Le projet Explore « Les moustiques, réservoirs environnementaux de bactéries résistantes aux antimicrobiens » va permettre d’étudier la manière dont les moustiques, en particulier Aedes aegypti, ingèrent et conservent des bactéries multi-résistantes présentes dans les eaux contaminées où se développent leurs larves. L’objectif est de comprendre si ces bactéries s’installent dans leur microbiote et modifient leur capacité à transmettre des virus comme la dengue ou le chikungunya.
Anna-Bella Failloux
responsable de l'unité Arbovirus
et insectes vecteurs

Mesurer l’impact des activités anthropiques
L’objectif est de mesurer l’impact des activités anthropiques impliquant l’utilisation d’antibiotiques sur le microbiote du moustique Aedes aegypti et sur la transmission des arbovirus.
Plus précisément, il s’agira de mesurer l’intensité du transfert de trois bactéries résistantes aux antibiotiques (Escherichia coli, Klebsiella pneumoniae, Serratia marcescens) de l’environnement aquatique vers les larves de moustiques.

Identifier les bactéries et évaluer leur persistance
Le projet prévoit également d’identifier les bactéries du microbiote intestinal du moustique sélectionnées par une exposition prolongée à une dose sublétale d’antibiotiques et d’évaluer leur persistance à différents stades immatures et au stade adulte.
Les bactéries seront détectées dans deux organes clés du moustique pour la transmission des arbovirus : l’intestin moyen et les glandes salivaires.

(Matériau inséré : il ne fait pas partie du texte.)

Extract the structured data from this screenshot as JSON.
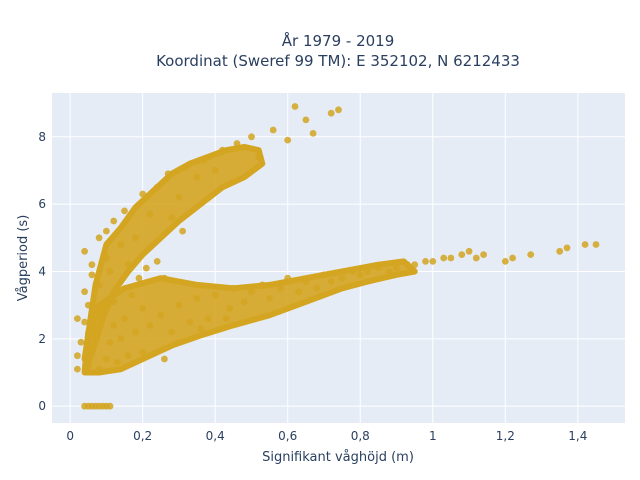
{
  "chart_data": {
    "type": "scatter",
    "title_line1": "År 1979 - 2019",
    "title_line2": "Koordinat (Sweref 99 TM): E 352102, N 6212433",
    "xlabel": "Signifikant våghöjd (m)",
    "ylabel": "Vågperiod (s)",
    "xlim": [
      -0.05,
      1.53
    ],
    "ylim": [
      -0.5,
      9.3
    ],
    "x_ticks": [
      0,
      0.2,
      0.4,
      0.6,
      0.8,
      1,
      1.2,
      1.4
    ],
    "x_tick_labels": [
      "0",
      "0,2",
      "0,4",
      "0,6",
      "0,8",
      "1",
      "1,2",
      "1,4"
    ],
    "y_ticks": [
      0,
      2,
      4,
      6,
      8
    ],
    "y_tick_labels": [
      "0",
      "2",
      "4",
      "6",
      "8"
    ],
    "grid": true,
    "marker_color": "#d4a521",
    "plot_bg": "#e5ecf6",
    "points": [
      [
        0.04,
        0
      ],
      [
        0.05,
        0
      ],
      [
        0.06,
        0
      ],
      [
        0.07,
        0
      ],
      [
        0.08,
        0
      ],
      [
        0.09,
        0
      ],
      [
        0.1,
        0
      ],
      [
        0.11,
        0
      ],
      [
        0.02,
        1.1
      ],
      [
        0.02,
        1.5
      ],
      [
        0.02,
        2.6
      ],
      [
        0.03,
        1.9
      ],
      [
        0.04,
        2.5
      ],
      [
        0.04,
        3.4
      ],
      [
        0.04,
        4.6
      ],
      [
        0.05,
        3.0
      ],
      [
        0.05,
        1.2
      ],
      [
        0.06,
        1.6
      ],
      [
        0.06,
        4.2
      ],
      [
        0.07,
        2.2
      ],
      [
        0.08,
        1.1
      ],
      [
        0.08,
        3.6
      ],
      [
        0.09,
        2.8
      ],
      [
        0.1,
        1.4
      ],
      [
        0.1,
        4.4
      ],
      [
        0.1,
        5.2
      ],
      [
        0.11,
        1.9
      ],
      [
        0.12,
        2.4
      ],
      [
        0.12,
        3.1
      ],
      [
        0.12,
        5.5
      ],
      [
        0.13,
        1.3
      ],
      [
        0.14,
        2.0
      ],
      [
        0.14,
        4.8
      ],
      [
        0.15,
        5.8
      ],
      [
        0.15,
        2.6
      ],
      [
        0.16,
        1.5
      ],
      [
        0.17,
        3.3
      ],
      [
        0.18,
        2.2
      ],
      [
        0.18,
        5.0
      ],
      [
        0.2,
        6.3
      ],
      [
        0.2,
        2.9
      ],
      [
        0.2,
        1.6
      ],
      [
        0.22,
        2.4
      ],
      [
        0.22,
        5.7
      ],
      [
        0.24,
        6.5
      ],
      [
        0.25,
        2.7
      ],
      [
        0.26,
        3.8
      ],
      [
        0.27,
        6.9
      ],
      [
        0.28,
        2.2
      ],
      [
        0.3,
        3.0
      ],
      [
        0.3,
        6.2
      ],
      [
        0.32,
        7.1
      ],
      [
        0.33,
        2.5
      ],
      [
        0.35,
        3.2
      ],
      [
        0.35,
        6.8
      ],
      [
        0.37,
        7.3
      ],
      [
        0.38,
        2.6
      ],
      [
        0.4,
        3.3
      ],
      [
        0.4,
        7.0
      ],
      [
        0.42,
        7.6
      ],
      [
        0.44,
        2.9
      ],
      [
        0.45,
        3.5
      ],
      [
        0.46,
        7.8
      ],
      [
        0.48,
        3.1
      ],
      [
        0.5,
        3.4
      ],
      [
        0.5,
        8.0
      ],
      [
        0.52,
        7.4
      ],
      [
        0.53,
        3.6
      ],
      [
        0.55,
        3.2
      ],
      [
        0.56,
        8.2
      ],
      [
        0.58,
        3.5
      ],
      [
        0.6,
        3.8
      ],
      [
        0.6,
        7.9
      ],
      [
        0.63,
        3.4
      ],
      [
        0.65,
        3.7
      ],
      [
        0.65,
        8.5
      ],
      [
        0.67,
        8.1
      ],
      [
        0.68,
        3.5
      ],
      [
        0.7,
        3.9
      ],
      [
        0.72,
        3.7
      ],
      [
        0.72,
        8.7
      ],
      [
        0.74,
        8.8
      ],
      [
        0.75,
        3.8
      ],
      [
        0.78,
        4.0
      ],
      [
        0.8,
        3.9
      ],
      [
        0.82,
        4.0
      ],
      [
        0.85,
        4.1
      ],
      [
        0.88,
        4.0
      ],
      [
        0.9,
        4.1
      ],
      [
        0.93,
        4.2
      ],
      [
        0.95,
        4.2
      ],
      [
        0.98,
        4.3
      ],
      [
        1.0,
        4.3
      ],
      [
        1.03,
        4.4
      ],
      [
        1.05,
        4.4
      ],
      [
        1.08,
        4.5
      ],
      [
        1.1,
        4.6
      ],
      [
        1.12,
        4.4
      ],
      [
        1.14,
        4.5
      ],
      [
        1.2,
        4.3
      ],
      [
        1.22,
        4.4
      ],
      [
        1.27,
        4.5
      ],
      [
        1.35,
        4.6
      ],
      [
        1.37,
        4.7
      ],
      [
        1.42,
        4.8
      ],
      [
        1.45,
        4.8
      ],
      [
        0.62,
        8.9
      ],
      [
        0.26,
        1.4
      ],
      [
        0.3,
        1.9
      ],
      [
        0.36,
        2.3
      ],
      [
        0.43,
        2.6
      ],
      [
        0.06,
        3.9
      ],
      [
        0.08,
        5.0
      ],
      [
        0.11,
        4.0
      ],
      [
        0.16,
        4.2
      ],
      [
        0.19,
        3.8
      ],
      [
        0.21,
        4.1
      ],
      [
        0.24,
        4.3
      ],
      [
        0.28,
        5.6
      ],
      [
        0.31,
        5.2
      ]
    ],
    "band_upper": [
      [
        0.04,
        1.4
      ],
      [
        0.07,
        3.6
      ],
      [
        0.1,
        4.8
      ],
      [
        0.14,
        5.3
      ],
      [
        0.18,
        5.9
      ],
      [
        0.23,
        6.4
      ],
      [
        0.28,
        6.9
      ],
      [
        0.33,
        7.2
      ],
      [
        0.38,
        7.4
      ],
      [
        0.43,
        7.6
      ],
      [
        0.48,
        7.7
      ],
      [
        0.52,
        7.6
      ],
      [
        0.53,
        7.2
      ],
      [
        0.48,
        6.8
      ],
      [
        0.42,
        6.5
      ],
      [
        0.36,
        6.0
      ],
      [
        0.3,
        5.5
      ],
      [
        0.25,
        5.0
      ],
      [
        0.2,
        4.5
      ],
      [
        0.16,
        4.0
      ],
      [
        0.12,
        3.4
      ],
      [
        0.09,
        2.6
      ],
      [
        0.07,
        1.9
      ],
      [
        0.05,
        1.3
      ]
    ],
    "band_lower": [
      [
        0.04,
        1.0
      ],
      [
        0.08,
        1.0
      ],
      [
        0.14,
        1.1
      ],
      [
        0.2,
        1.4
      ],
      [
        0.28,
        1.8
      ],
      [
        0.36,
        2.1
      ],
      [
        0.45,
        2.4
      ],
      [
        0.55,
        2.7
      ],
      [
        0.65,
        3.1
      ],
      [
        0.75,
        3.5
      ],
      [
        0.82,
        3.7
      ],
      [
        0.9,
        3.9
      ],
      [
        0.95,
        4.0
      ],
      [
        0.92,
        4.3
      ],
      [
        0.85,
        4.2
      ],
      [
        0.75,
        4.0
      ],
      [
        0.65,
        3.8
      ],
      [
        0.55,
        3.6
      ],
      [
        0.45,
        3.5
      ],
      [
        0.35,
        3.6
      ],
      [
        0.25,
        3.8
      ],
      [
        0.15,
        3.5
      ],
      [
        0.08,
        3.0
      ],
      [
        0.05,
        2.2
      ]
    ]
  }
}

Tester la compétence vectorielle des moustiques adultes
Les chercheurs testeront enfin la compétence vectorielle des adultes exposés aux bactéries résistantes aux antibiotiques pour les virus de la dengue et du chikungunya.
Le projet regroupe quatre équipes de l’Institut Pasteur spécialisées en entomologie, virologie, microbiologie, génétique et biologie computationnelle.
En adoptant une approche One Health reliant santé humaine, santé animale et environnement, les chercheurs vont examiner le site de reproduction des larves de moustiques, le microbiote des moustiques et la transmission des virus par ces insectes.